The second take away I have gotten from this class is the importance of educating about injustices. I am a prime example of someone who did not know about any of the injustices discussed in Medical Apartheid. When we started discussing potential solutions to medical voluntourism every group had stated in their collaborative paragraph that educating was the best way to do it. The only way to prevent something from happening is by educating on why it’s wrong. This also connects to both/and as I discussed earlier. In order to successfully educate someone you need to keep in mind the both/and. Another important thing to remember when you are trying to educate someone is to avoid talking down to them.

The third takeaway from this class is the ability to effectively collaborate. I have worked on many group projects before but they mostly consisted of one person doing most of the work and the other group members just mindlessly following. In most of these cases I was the member who took control of the group. Looking back, no-one was benefiting from that type of collaboration. I can confidently say that this class has taught me how to effectively collaborate. The key to a strong group is all about balance. You have to be able to contribute your ideas but also have to listen to your other group members so you can build off their ideas. Collaboration is key to being able to solve complex issues and will be useful in any career field.

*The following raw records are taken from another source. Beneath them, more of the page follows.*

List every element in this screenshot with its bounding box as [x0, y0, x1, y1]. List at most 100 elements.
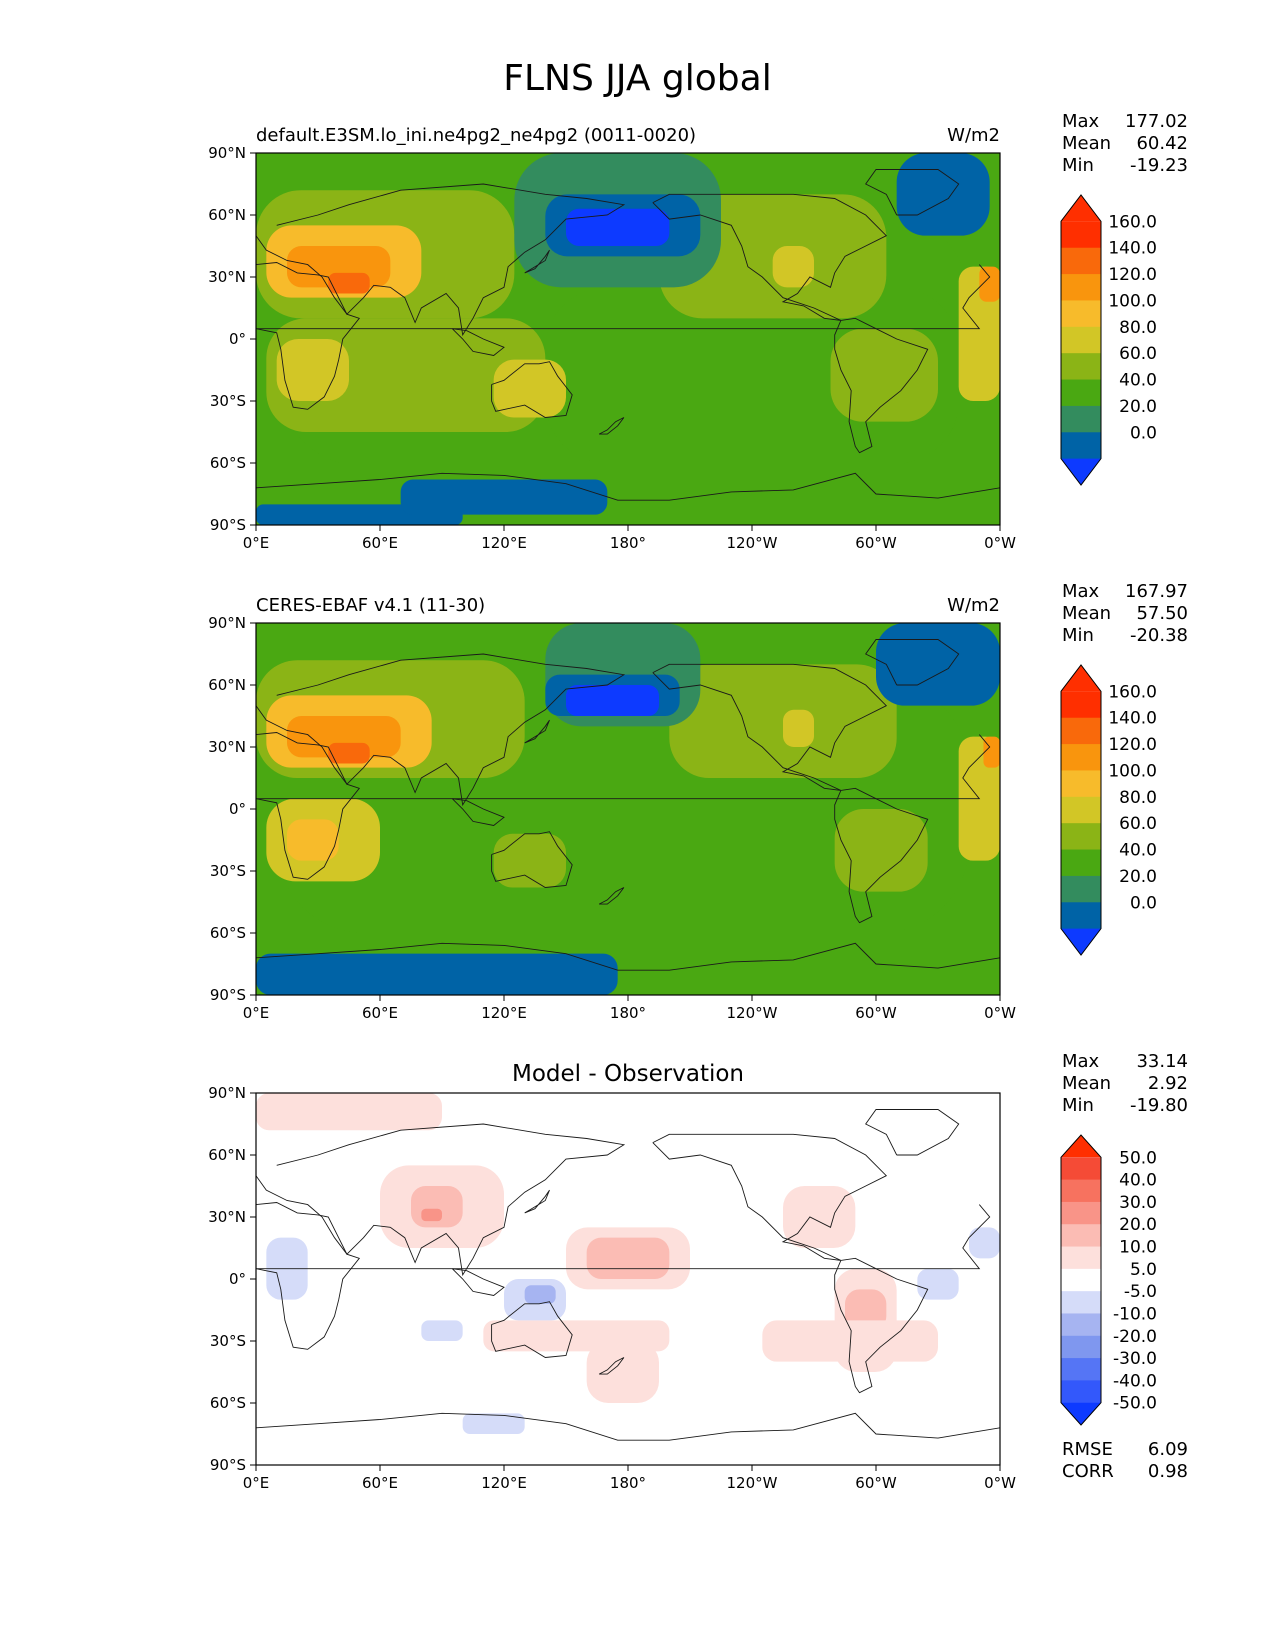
panel-units: W/m2	[947, 595, 1000, 616]
coastline	[652, 193, 929, 454]
stat-label-mean: Mean	[1062, 1073, 1111, 1094]
colorbar-tick-label: -10.0	[1113, 1304, 1157, 1324]
colorbar-segment	[1061, 1179, 1101, 1203]
contour-region	[969, 1227, 1000, 1259]
metric-label-rmse: RMSE	[1062, 1439, 1113, 1460]
colorbar-segment	[1061, 796, 1101, 824]
coastline	[256, 472, 1000, 501]
x-tick-label: 60°E	[362, 534, 398, 552]
y-tick-label: 60°S	[210, 1394, 246, 1412]
colorbar-tick-label: 20.0	[1119, 397, 1157, 417]
colorbar-segment	[1061, 1313, 1101, 1337]
coastline	[256, 1202, 991, 1350]
colorbar-tick-label: 140.0	[1108, 239, 1157, 259]
colorbar-tick-label: -20.0	[1113, 1327, 1157, 1347]
colorbar-segment	[1061, 274, 1101, 301]
y-tick-label: 60°S	[210, 924, 246, 942]
metric-value-corr: 0.98	[1148, 1461, 1188, 1482]
y-tick-label: 60°N	[208, 676, 246, 694]
x-tick-label: 120°W	[727, 534, 778, 552]
colorbar-segment	[1061, 353, 1101, 381]
metric-value-rmse: 6.09	[1148, 1439, 1188, 1460]
x-tick-label: 180°	[610, 1004, 646, 1022]
colorbar-segment	[1061, 875, 1101, 903]
coastline	[491, 361, 573, 418]
stat-value-mean: 60.42	[1136, 133, 1188, 154]
contour-region	[983, 736, 1000, 768]
stat-value-mean: 57.50	[1136, 603, 1188, 624]
contour-region	[462, 1413, 525, 1434]
y-tick-label: 30°S	[210, 392, 246, 410]
coastline	[865, 169, 960, 216]
coastline	[256, 262, 991, 410]
contour-region	[896, 153, 990, 236]
colorbar: 160.0 140.0 120.0 100.0 80.0 60.0 40.0 20.0 0.0	[1060, 664, 1157, 956]
colorbar-segment	[1061, 432, 1101, 460]
x-tick-label: 0°E	[243, 1474, 270, 1492]
y-tick-label: 30°N	[208, 738, 246, 756]
x-tick-label: 60°E	[362, 1474, 398, 1492]
colorbar-tick-label: -40.0	[1113, 1371, 1157, 1391]
contour-region	[586, 1237, 670, 1279]
stat-value-min: -19.80	[1130, 1095, 1188, 1116]
coastlines	[256, 1109, 1000, 1441]
stat-value-mean: 2.92	[1148, 1073, 1188, 1094]
x-tick-label: 120°W	[727, 1474, 778, 1492]
colorbar-segment	[1061, 1291, 1101, 1314]
map-panel-1: 0°E 60°E 120°E 180° 120°W 60°W 0°W 90°N 60°N 30°N…	[208, 111, 1188, 552]
contour-region	[834, 809, 928, 892]
contour-region	[830, 328, 938, 422]
colorbar-outline	[1060, 194, 1102, 486]
contour-region	[256, 953, 618, 995]
coastline	[598, 1357, 625, 1375]
colorbar-tick-label: -30.0	[1113, 1349, 1157, 1369]
contour-region	[421, 1320, 463, 1341]
x-tick-label: 0°E	[243, 1004, 270, 1022]
contour-region	[287, 716, 401, 758]
coastlines	[256, 639, 1000, 971]
coastline	[598, 887, 625, 905]
contour-region	[328, 742, 370, 764]
contour-region	[783, 709, 814, 747]
coastline	[524, 1189, 550, 1214]
stat-label-max: Max	[1062, 111, 1100, 132]
colorbar-tick-label: 20.0	[1119, 1215, 1157, 1235]
y-tick-label: 90°S	[210, 986, 246, 1004]
coastline	[652, 1133, 929, 1394]
x-tick-label: 0°E	[243, 534, 270, 552]
colorbar-tick-label: 160.0	[1108, 682, 1157, 702]
colorbar-tick-label: -50.0	[1113, 1394, 1157, 1414]
colorbar-tick-label: 80.0	[1119, 318, 1157, 338]
colorbar-outline	[1060, 664, 1102, 956]
y-tick-label: 30°S	[210, 1332, 246, 1350]
map-panel-2: 0°E 60°E 120°E 180° 120°W 60°W 0°W 90°N 60°N 30°N…	[208, 581, 1188, 1022]
colorbar-segment	[1061, 326, 1101, 354]
stat-label-min: Min	[1062, 155, 1094, 176]
y-tick-label: 60°S	[210, 454, 246, 472]
x-tick-label: 120°E	[481, 1474, 527, 1492]
coastline	[491, 1301, 573, 1358]
colorbar-extend-min	[1061, 1402, 1101, 1425]
contour-region	[783, 1186, 856, 1248]
x-tick-label: 120°E	[481, 534, 527, 552]
y-tick-label: 0°	[229, 330, 246, 348]
coastline	[256, 1412, 1000, 1441]
colorbar-extend-max	[1061, 665, 1101, 692]
coastline	[256, 1123, 626, 1277]
colorbar-tick-label: 160.0	[1108, 212, 1157, 232]
x-tick-label: 180°	[610, 1474, 646, 1492]
x-tick-label: 60°W	[855, 1474, 897, 1492]
colorbar: 160.0 140.0 120.0 100.0 80.0 60.0 40.0 20.0 0.0	[1060, 194, 1157, 486]
contour-region	[917, 1268, 959, 1300]
colorbar-segment	[1061, 1157, 1101, 1181]
colorbar-tick-label: 140.0	[1108, 709, 1157, 729]
stat-label-min: Min	[1062, 1095, 1094, 1116]
colorbar-segment	[1061, 744, 1101, 771]
coastline	[524, 249, 550, 274]
colorbar-segment	[1061, 379, 1101, 407]
coastline	[598, 417, 625, 435]
coastline	[865, 1109, 960, 1156]
contour-region	[876, 623, 1000, 706]
contour-region	[421, 1208, 442, 1222]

Importance of Language in Consent

In our class we have spent a lot of time discussing and unpacking the idea of consent. We spent an entire class learning about the Institutional Review Board. Throughout the reading of Harriet Washington’s Medical Apartheid we saw many unfortunate examples of consent not being given. We even spent a large amount of time discussing consent with regards to medical voluntourism. Needless to say, consent has been an important aspect of the course. Another focus of the course has been the importance of language and word choice. These two, consent and the important of language, go hand in hand.

Words are powerful. They have the power to give somebody the permission to do something or in other cases to not give somebody the permission to do something. It is also crucial that the words used to obtain consent or that are being used to give consent are clear the other person. In section 37. of the FAQ of the Institutional Review Board it says” to ensure that the consent document, in its entirety, contains all the information required by 21 CFR 50.25 in language the subject can understand.”. The portion of this that says in language that can be understood is absolutely crucial. This is where word choice becomes extremely important. If you are trying to obtain consent you must communicate clearly what exactly is going to be done and to what extent. It is also important to note that consent needs to be obtained if the procedure changes from it’s plan. “Clinical investigators should be cautious when enrolling subjects who may not truly understand what they have agreed to do. (Section 40 FAQ of the IRB). In Medical Apartheid Harriet Washington dedicates a chapter called “The Erosion of Consent”. An interesting point that she makes is “Various ethicists who are experts in human medical experimentation, such as Jay Katz, M.D and George Annas, J.D., worry that the vague language of federal regulations governing human medical experimentation is being interpreted in a manner that minimizes protections. (Washington 397). This is yet another example of how word choice is absolutely vital when obtaining consent. Intelligent people manipulated innocent, vulnerable people with their words. In some cases these people did not even ask for the patient’s consent due to loopholes in federal laws. Again, these loop holes are due to the wording of a law. I now understand why Professor McCoy stresses the importance of appropriate word choice being able to defend why you chose a particular word.